A few years back Time Magazine reported that cremation had finally surpassed burial in our country by a 2:1 margin.  Of course, it is far less expensive than burying and maintaining a plot.  For a lot of us there were other problems with burial:  wasting land and fostering guilt on future generations over visiting and maintaining the grave site.  Cremation seemed to be the answer.

harmful effects of cremation

As with all technologies, some evolve and some don’t.

Cremation hasn’t.

Automobiles are obviously evolving. Home entertainment went from Betamax to VHS to DVD to streaming.  Satellite and Internet radio pushed traditional radio into near obsolescence. Does anyone remember Prodigy?  They were one of the first Internet providers and seemingly on the road to enormous success.  But, they failed to appreciate and anticipate what their customers valued and began charging separately for all the most popular features (like email).  As the on-line business world evolved, they were left in the dust.  Prodigy is now just a footnote in the Internet explosion.

Cremation certainly isn’t as complicated a business as Prodigy, but there are several lessons.
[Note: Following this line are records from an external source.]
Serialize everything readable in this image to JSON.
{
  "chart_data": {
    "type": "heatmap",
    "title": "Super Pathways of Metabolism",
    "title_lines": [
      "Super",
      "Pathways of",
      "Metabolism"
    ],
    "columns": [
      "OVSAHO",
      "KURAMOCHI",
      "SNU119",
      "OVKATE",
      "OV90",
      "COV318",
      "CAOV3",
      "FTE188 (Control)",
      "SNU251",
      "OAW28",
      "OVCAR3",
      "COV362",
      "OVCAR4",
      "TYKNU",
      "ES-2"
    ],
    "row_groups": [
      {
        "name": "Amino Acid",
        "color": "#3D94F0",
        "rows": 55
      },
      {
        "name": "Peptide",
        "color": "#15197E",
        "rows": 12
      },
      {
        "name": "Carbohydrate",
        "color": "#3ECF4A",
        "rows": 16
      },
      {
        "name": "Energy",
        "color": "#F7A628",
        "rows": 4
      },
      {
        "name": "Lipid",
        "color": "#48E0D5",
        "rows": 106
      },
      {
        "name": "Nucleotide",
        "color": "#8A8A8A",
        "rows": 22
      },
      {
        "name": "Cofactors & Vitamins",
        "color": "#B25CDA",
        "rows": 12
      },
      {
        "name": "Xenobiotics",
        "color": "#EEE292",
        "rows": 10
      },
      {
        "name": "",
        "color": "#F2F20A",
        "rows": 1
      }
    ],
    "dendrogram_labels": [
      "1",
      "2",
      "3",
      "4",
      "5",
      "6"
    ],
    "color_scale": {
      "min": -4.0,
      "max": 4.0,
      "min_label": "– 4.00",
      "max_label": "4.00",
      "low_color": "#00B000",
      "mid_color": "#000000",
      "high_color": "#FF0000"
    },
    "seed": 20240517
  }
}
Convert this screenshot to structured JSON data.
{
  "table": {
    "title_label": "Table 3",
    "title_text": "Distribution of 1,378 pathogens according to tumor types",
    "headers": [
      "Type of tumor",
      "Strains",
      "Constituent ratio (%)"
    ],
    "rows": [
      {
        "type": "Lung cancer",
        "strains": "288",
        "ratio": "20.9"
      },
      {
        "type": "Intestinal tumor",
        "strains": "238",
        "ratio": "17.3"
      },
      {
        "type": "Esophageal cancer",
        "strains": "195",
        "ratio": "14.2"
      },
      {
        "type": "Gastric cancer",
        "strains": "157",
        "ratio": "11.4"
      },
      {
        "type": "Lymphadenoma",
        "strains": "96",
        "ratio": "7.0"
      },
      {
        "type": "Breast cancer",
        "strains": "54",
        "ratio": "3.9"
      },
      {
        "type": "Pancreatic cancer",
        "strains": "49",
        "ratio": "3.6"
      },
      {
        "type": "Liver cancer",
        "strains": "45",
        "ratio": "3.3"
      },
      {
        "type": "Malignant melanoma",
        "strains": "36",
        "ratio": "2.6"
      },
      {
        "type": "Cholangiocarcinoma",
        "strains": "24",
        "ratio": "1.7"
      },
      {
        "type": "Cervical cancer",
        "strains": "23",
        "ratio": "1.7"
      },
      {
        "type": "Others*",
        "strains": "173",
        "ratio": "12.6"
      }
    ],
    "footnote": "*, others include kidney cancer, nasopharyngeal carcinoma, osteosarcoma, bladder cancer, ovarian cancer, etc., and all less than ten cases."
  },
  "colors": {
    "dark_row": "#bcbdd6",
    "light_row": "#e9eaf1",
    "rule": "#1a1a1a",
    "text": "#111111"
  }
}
Clearly, most crematories have failed to appreciate and adapt their business operations to reflect the notion of the “family pet”. Even in my lifetime, our attitude to our furry friends has changed.  I can’t imagine our family without them.  Our kids couldn’t imagine it either.  And while my parents deeply loved their dogs, my family thinks of them as family, not just a dog. There’s an objective way to tell how attitudes have changed as well.  The overall pet industry has been growing at a steady clip for years.  It was one of the few industries that just kept growing through the last recession.  At approximately $70 billion in 2016, which showed 4% growth, it tells us that we are spending money on the same goods and services that we do for humans.  A recent study in Britain showed that people spend more money on their pet than their significant other!

Though I’m sure there are some crematories that have adjusted their business practice to reflect the current “personalized preferences” of pet owners, the business in general is still a commodity business. Commodity businesses, by definition, have trouble moving in a personal direction. The other big reason why alternatives to cremation are needed is environmental.  Cremation is a polluting technology.  There’s no getting around that.  And, with two young kids and the prospect of a violently changing climate being left for them, we want to make a difference.

 

harmful effects of cremation

Aquamation is the next step

in the evolution of aftercare for our pets.

Scientifically, Aquamation is called alkaline hydrolysis, a process far more natural than cremation.  Aquamation is a reductive process, which mimics nature, while cremation is an oxidative process.  When bodies are buried or left out in the elements, it is alkaline hydrolysis that expedites the decomposition.  Alkali and microbes in the soil are part of the story.  Insects, which use alkaline hydrolysis to process the body’s nutrients, are another part.  In fact, food in the human small intestine is also digested to usable nutrients by alkaline hydrolysis.  In a true sense, aquamation is an acceleration of nature.

The process also destroys all pathogens.  As well, it converts fixatives (such as glutaraldehyde, formaldehyde, phenol etc.), cytotoxic agents (such as chemotherapy drugs) and other toxins to harmless, biodegradable derivatives.They are broadcast into the air or left as residue with cremation.  It is a unique and extremely valuable benefit of the process.

It is only in the last 20 years where research and scientific advancements brought it into the mainstream.  It is now THE preferred method of tissue disposition in research and medical facilities throughout the world.  In the USA, UCLA, Duke University, the Mayo Clinic and Texas A&M are just a few of the institutions that use it.  Depending on the institution, it’s being used for both human and animal cadavers.